Gegen die abhängige Beschäftigung spricht nach der Rechtsprechung, dass der Tätige ein unternehmerisches Risiko trägt und frei über die eigene Arbeitskraft, Arbeitsort und Arbeitszeit frei verfügen kann.

Entgegen der Entscheidung des Landessozialgerichts Mecklenburg-Vorpommern (L 7 R 60/12), die der hier besprochenen Entscheidung des Bundessozialgerichts vom 01.08.2016 zugrunde lag, ist die konkrete notärztliche Tätigkeit nicht per se als abhängige Beschäftigung einzustufen, nur weil sie an einem vorgegebenen Ort (Krankenhaus oder Rettungswache) und zu vorgegebenen Schichtzeiten stattfindet. Auch die zwingende Übernahme von Einsatzaufträge durch die zuständige Rettungsleitstelle spricht nicht gegen eine freie Tätigkeit.

Konkret ist das Verhältnis von Notarzt zu Auftraggeber (Leistungserbringer) zu bewerten. Dem Notarzt wird, wie im Übrigen auch bei anderen selbstständigen Tätigkeiten ein gewisser äußerer Rahmen seiner Tätigkeit vorgegeben. Allerdings entscheidet der Notarzt selbst, ob er einen Auftrag (Dienst) annimmt oder nicht. Der abhängig beschäftigte Arzt hat hier das Direktionsrecht seines Arbeitsgebers zu beachten und kann die Durchführung eines vom Arbeitgeber angeordneten Notarztdienste gerade nicht nach seinem eigenen Willen ablehnen. Der Honorarnotarzt muss – im Gegensatz zum abhängig beschäftigten Notarzt –  keine Sanktionen auf arbeitsrechtlicher Basis fürchten. Es fehlt also an der Weisungsgebundenheit.
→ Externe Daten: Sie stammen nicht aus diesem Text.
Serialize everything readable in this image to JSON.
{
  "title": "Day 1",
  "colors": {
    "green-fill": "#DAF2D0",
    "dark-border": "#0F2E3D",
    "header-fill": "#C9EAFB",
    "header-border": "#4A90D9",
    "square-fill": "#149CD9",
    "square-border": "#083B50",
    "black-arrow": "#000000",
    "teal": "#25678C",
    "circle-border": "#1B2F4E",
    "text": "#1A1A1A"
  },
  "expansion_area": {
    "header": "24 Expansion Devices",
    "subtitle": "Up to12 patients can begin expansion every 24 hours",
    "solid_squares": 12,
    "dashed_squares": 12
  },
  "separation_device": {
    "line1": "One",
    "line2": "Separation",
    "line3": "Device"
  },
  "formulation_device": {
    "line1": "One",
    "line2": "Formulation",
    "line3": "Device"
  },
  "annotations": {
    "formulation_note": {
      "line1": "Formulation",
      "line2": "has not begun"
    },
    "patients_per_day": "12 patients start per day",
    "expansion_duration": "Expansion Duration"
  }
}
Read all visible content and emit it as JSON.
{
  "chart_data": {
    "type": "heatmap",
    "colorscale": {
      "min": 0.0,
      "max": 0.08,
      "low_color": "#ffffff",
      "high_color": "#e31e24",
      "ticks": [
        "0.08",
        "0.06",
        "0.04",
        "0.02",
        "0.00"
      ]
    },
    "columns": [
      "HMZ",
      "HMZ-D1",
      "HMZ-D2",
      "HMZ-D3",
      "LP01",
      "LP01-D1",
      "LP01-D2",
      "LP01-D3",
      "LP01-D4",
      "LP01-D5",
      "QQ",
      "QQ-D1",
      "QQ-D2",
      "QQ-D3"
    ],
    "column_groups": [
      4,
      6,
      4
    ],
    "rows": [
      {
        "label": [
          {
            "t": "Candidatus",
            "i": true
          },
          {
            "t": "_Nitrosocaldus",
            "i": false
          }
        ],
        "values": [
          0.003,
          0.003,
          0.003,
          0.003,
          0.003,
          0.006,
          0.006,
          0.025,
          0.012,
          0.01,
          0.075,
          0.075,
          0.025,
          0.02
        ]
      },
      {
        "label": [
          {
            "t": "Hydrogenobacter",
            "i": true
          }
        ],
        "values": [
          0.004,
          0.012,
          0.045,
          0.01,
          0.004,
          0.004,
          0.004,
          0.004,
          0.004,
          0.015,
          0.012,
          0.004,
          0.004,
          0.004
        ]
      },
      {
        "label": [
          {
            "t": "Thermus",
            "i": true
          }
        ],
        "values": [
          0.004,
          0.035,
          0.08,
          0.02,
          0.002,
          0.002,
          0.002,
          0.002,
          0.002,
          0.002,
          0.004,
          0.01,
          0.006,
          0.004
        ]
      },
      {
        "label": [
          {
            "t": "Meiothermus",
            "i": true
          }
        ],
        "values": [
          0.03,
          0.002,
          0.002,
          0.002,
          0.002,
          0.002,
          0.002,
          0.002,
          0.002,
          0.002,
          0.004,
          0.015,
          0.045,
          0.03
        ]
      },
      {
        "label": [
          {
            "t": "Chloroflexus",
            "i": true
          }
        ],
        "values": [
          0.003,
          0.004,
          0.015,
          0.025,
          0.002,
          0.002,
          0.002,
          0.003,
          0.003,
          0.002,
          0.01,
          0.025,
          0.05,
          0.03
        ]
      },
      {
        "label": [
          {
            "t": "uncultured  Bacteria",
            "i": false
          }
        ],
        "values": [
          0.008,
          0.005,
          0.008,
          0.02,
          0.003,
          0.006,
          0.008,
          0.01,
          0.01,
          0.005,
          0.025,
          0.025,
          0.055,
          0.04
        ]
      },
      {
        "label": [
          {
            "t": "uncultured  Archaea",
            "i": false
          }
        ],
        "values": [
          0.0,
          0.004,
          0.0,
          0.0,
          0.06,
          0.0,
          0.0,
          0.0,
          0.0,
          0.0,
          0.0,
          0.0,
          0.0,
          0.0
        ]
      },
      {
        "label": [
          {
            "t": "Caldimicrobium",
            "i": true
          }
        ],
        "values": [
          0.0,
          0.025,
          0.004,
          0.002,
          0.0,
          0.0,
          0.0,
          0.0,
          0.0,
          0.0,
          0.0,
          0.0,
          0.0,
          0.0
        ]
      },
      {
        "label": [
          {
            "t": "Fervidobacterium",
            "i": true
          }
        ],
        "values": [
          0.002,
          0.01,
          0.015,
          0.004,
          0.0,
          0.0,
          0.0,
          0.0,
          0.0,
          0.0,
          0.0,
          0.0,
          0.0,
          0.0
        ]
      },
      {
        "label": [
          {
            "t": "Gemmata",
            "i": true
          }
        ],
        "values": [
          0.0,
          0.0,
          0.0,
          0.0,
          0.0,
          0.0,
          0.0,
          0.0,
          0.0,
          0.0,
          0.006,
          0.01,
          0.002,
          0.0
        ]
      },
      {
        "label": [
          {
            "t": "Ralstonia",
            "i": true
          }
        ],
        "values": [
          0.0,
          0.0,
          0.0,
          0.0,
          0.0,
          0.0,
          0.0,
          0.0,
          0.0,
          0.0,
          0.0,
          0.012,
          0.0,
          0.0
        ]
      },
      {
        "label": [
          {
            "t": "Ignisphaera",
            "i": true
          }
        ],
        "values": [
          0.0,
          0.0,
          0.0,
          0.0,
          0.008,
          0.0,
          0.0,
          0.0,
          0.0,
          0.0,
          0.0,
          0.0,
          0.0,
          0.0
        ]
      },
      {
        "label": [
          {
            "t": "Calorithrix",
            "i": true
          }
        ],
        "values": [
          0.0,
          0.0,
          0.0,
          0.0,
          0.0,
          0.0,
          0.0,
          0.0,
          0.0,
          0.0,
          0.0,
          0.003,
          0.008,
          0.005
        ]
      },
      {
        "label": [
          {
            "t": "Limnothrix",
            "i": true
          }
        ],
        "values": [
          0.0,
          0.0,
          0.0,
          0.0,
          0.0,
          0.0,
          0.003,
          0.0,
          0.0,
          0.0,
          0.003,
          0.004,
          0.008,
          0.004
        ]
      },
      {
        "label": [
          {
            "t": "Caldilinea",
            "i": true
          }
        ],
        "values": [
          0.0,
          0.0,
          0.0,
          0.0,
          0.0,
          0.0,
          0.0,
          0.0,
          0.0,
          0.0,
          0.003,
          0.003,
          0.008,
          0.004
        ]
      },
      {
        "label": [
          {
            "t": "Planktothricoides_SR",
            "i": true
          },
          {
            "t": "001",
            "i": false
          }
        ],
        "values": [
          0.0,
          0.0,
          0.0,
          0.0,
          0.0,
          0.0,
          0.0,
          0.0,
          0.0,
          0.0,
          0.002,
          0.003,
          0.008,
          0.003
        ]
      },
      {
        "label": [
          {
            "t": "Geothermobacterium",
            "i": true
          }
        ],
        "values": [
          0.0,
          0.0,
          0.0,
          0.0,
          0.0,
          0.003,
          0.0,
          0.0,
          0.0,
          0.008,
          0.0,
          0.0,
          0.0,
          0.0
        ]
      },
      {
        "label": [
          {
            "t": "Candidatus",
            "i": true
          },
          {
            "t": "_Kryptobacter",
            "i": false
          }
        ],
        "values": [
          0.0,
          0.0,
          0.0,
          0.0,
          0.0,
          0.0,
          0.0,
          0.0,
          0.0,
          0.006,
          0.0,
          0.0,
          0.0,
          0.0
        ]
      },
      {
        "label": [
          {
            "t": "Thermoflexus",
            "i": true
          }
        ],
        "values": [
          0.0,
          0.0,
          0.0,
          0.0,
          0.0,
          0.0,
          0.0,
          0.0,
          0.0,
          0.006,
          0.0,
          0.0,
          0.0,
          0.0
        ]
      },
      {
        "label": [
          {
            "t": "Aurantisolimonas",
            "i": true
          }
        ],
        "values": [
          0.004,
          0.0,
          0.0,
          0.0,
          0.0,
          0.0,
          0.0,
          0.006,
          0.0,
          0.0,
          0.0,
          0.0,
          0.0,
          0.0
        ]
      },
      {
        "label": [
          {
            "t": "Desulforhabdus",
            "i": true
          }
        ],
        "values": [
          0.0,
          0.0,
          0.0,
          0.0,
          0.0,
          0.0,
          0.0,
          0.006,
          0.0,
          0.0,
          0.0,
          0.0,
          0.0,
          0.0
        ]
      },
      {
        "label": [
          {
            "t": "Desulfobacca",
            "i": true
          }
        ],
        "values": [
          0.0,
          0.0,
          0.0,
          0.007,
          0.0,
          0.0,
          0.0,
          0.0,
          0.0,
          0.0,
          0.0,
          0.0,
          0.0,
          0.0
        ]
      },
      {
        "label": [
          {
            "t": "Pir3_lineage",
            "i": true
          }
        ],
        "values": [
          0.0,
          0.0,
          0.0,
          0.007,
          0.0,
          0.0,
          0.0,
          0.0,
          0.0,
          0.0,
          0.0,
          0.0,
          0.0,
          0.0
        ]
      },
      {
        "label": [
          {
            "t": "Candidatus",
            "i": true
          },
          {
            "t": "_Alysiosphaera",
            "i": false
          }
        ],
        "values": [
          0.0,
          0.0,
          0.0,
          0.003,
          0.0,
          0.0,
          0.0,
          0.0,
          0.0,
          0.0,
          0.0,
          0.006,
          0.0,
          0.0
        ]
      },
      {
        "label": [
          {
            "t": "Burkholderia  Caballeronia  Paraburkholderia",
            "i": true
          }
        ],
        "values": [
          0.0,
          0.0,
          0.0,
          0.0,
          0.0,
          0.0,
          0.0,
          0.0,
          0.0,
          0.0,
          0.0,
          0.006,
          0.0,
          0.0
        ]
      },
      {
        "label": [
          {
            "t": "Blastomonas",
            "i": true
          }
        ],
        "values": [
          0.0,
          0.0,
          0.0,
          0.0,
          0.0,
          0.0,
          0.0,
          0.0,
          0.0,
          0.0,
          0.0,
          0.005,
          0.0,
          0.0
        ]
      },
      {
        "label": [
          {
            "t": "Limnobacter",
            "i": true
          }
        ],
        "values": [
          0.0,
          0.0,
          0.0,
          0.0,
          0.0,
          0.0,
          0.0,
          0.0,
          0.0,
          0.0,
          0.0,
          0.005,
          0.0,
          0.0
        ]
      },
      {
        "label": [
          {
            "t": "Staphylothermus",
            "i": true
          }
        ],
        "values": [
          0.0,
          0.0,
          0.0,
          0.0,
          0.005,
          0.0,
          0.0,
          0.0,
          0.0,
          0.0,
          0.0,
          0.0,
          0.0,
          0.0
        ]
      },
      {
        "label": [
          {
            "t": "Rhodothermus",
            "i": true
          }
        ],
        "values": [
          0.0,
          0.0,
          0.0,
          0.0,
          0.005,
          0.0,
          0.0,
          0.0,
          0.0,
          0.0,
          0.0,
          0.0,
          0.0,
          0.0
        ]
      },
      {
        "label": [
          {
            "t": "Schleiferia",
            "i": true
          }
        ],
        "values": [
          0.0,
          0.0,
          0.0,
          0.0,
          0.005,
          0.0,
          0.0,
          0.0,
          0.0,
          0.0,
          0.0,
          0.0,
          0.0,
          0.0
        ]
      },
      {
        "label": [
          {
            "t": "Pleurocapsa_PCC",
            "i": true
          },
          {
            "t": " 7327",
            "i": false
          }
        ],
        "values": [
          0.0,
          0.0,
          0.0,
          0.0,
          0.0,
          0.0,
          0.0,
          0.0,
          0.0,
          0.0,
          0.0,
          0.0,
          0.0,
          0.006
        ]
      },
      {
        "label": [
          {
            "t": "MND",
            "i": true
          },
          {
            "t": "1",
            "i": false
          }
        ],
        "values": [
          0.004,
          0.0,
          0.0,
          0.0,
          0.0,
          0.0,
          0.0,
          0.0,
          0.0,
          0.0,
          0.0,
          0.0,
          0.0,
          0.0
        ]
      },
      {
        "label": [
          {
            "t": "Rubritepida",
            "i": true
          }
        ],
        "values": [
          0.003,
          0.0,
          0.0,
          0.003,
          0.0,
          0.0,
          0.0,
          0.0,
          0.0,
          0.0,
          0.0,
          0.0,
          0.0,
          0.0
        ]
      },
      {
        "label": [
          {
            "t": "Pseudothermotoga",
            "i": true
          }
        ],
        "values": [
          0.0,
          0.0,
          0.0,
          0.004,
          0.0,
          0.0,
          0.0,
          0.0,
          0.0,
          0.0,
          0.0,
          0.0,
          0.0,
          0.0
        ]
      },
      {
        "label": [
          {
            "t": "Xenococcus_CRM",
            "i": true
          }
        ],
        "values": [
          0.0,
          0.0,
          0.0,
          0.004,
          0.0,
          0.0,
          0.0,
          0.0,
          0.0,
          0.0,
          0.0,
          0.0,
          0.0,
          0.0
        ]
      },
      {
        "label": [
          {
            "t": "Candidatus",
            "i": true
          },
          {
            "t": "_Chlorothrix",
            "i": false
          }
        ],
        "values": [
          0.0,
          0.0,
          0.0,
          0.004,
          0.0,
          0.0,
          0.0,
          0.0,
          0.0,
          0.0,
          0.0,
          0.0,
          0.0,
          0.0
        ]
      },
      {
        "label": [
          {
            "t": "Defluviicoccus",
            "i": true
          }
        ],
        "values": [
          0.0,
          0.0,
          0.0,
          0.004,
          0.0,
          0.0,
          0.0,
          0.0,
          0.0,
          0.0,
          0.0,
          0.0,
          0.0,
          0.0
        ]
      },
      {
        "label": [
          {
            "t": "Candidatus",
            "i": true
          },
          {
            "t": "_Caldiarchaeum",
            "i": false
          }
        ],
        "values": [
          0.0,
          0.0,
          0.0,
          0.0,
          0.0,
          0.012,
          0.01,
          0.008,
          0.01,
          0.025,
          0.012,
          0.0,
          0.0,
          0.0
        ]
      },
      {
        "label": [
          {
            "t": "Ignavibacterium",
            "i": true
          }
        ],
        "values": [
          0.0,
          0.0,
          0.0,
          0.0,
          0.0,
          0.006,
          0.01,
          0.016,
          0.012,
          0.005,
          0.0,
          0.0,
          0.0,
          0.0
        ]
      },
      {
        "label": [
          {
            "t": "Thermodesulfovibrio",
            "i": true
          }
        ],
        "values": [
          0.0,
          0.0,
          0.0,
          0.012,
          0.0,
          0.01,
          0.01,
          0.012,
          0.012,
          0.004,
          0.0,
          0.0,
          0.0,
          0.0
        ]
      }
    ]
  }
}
Ferner bestimmt der Honorarnotarzt selbst, an welchen Standorten und für welchen rettungsdienstlichen Leistungserbringer er Dienste versieht.

Fazit

Alle Beteiligten, also Honorarnotarzt wie rettungsdienstlicher Leistungserbringer, sollten die Tätigkeit des Honorararztes sorgfältig gestalten, um den Status als selbständiger Notarzt nicht zu gefährden und sozialversicherungsrechtliche Konsequenzen zu tragen.

 

Ausblick

Das Bundesland Rheinland-Pfalz hat dem Bundesrat ein Entschließungsersuchen vorgelegt, wonach der Bundesrat die Bundesregierung ersuchen solle, zeitnah einen Gesetzentwurf vorzulegen, der eine sozialversicherungsfreie Tätigkeit für Honorarnotärzte ermögliche. Dies sei insbesondere im Hinblick auf die Notarztstandorte im ländlichen Raum notwendig, um die Versorgung der Bevölkerung zu sichern. Die Entwicklung bleibt abzuwarten.